Foote's appeal, which asks the Marine Corps to upgrade his dishonorable discharge, cites "deplorable" conditions he endured for nearly four months in Mexican jails. He was first placed in a municipal jail in Tecate, then later moved to La Mesa prison in Tijuana.
"It is not unusual for there to be up to 24 inmates in a cell meant to house nine," Foote said of La Mesa in his appeal. "As there are only six to nine beds in a cell, the other prisoners must sleep on the floor. Bedding is not provided to prisoners ... bed bugs are a continuous problem in the prison."
Foote said he got two meals a day of weak soup and rice as he waited for his charges to be adjudicated. He had been charged by Mexican authorities charged him with aggravated attempted carjacking, and he pleaded guilty. He was ultimately offered a choice: three years in prison, according to the appeal, or a $21,000 peso fine, equal to about $1,600, with required monthly parole check-ins. He paid and arranged for Marine Corps authorities with his unit to meet him there in Tijuana.
Freed from the Mexican prison, he was promptly arrested by military police officers and taken to Naval Consolidated Brig Miramar, where he would remain in pretrial confinement for another five months.
In March 2014, he took a plea deal that limited his time behind bars to 12 months, and went straight back to the Miramar brig to finish his sentence.
Foote's hardships in Mexico were the basis of his appeal that his discharge was inappropriately severe.
It's an argument the court didn't buy.
"Based on our individualized consideration of the appellant and the circumstances of his offenses — including his time in a Mexican jail for the same misconduct forming the basis for two of the three charges here — we are satisfied that a dishonorable discharge is not inappropriately severe," wrote a panel of three military judges in a per curiam decision published Dec. 23.
Foote's military attorney, Navy Capt.
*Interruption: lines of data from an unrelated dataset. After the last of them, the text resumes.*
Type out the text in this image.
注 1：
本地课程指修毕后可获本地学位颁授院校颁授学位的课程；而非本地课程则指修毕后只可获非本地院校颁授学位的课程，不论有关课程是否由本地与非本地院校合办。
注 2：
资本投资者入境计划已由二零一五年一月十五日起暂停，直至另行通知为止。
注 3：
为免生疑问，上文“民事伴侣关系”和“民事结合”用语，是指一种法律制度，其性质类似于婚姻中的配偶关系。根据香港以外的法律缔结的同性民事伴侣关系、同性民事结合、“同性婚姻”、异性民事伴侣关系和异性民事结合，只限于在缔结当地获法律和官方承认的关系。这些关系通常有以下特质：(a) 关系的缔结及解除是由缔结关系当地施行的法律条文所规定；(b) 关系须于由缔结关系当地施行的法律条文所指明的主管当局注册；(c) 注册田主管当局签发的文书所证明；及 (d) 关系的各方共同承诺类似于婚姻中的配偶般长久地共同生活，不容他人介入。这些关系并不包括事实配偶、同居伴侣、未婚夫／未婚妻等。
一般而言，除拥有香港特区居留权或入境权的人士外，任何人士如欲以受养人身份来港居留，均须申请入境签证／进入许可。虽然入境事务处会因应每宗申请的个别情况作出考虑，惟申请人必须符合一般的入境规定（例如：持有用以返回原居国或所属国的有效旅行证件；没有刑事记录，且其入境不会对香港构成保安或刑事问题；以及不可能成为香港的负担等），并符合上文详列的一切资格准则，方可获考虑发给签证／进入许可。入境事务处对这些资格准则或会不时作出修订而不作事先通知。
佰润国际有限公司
Bree Ermentrout, said through a public affairs officer that she and Foote are reviewing the decision and evaluating options.
Foote, now a private and on appellate leave at his hometown in East Glacier Park, Montana, said he was trying to put his life back together as he awaited his discharge.
A bitter moment for Foote came, he said, when NCIS investigators tracked down Exiga, the man he stabbed in Mexico.
Saying he was a good Christian man, Exiga said he had forgiven Foote for what he did and prayed for God to help him. The right place for Foote, Exiga said, was not a prison, but somewhere that he could receive mental and emotional help.
"It hurt when I first heard it," Foote said. "I had never heard him talk. He was like the nicest person in the world."
Since Foote reached the end of his 12-month sentence in October, he has held temporary carpentry and bartending jobs. He's aware his dishonorable discharge and felony convictions will limit his options for the rest of his life and said he is still grappling with what that means to him.
He recently began has begun pursuing woodworking, a skill he picked up in the Marine Corps where he was often called on to design frames and plaques. He now showcases his creations at a newly opened store, Dirtbag Woodworking Co., on the crafting website Etsy.
Foote draws few conclusions about his surreal run from the law. Looking back, he said, he would have benefited from a confidante in the Marine Corps who could help him think clearly. To other Marines who find themselves in dire straits, he said to seek good advice.
"I guess just try to find somebody that you can actually talk to that you can trust in your unit," he said. "You've got to smile on the inside and grit your teeth and keep going sometimes."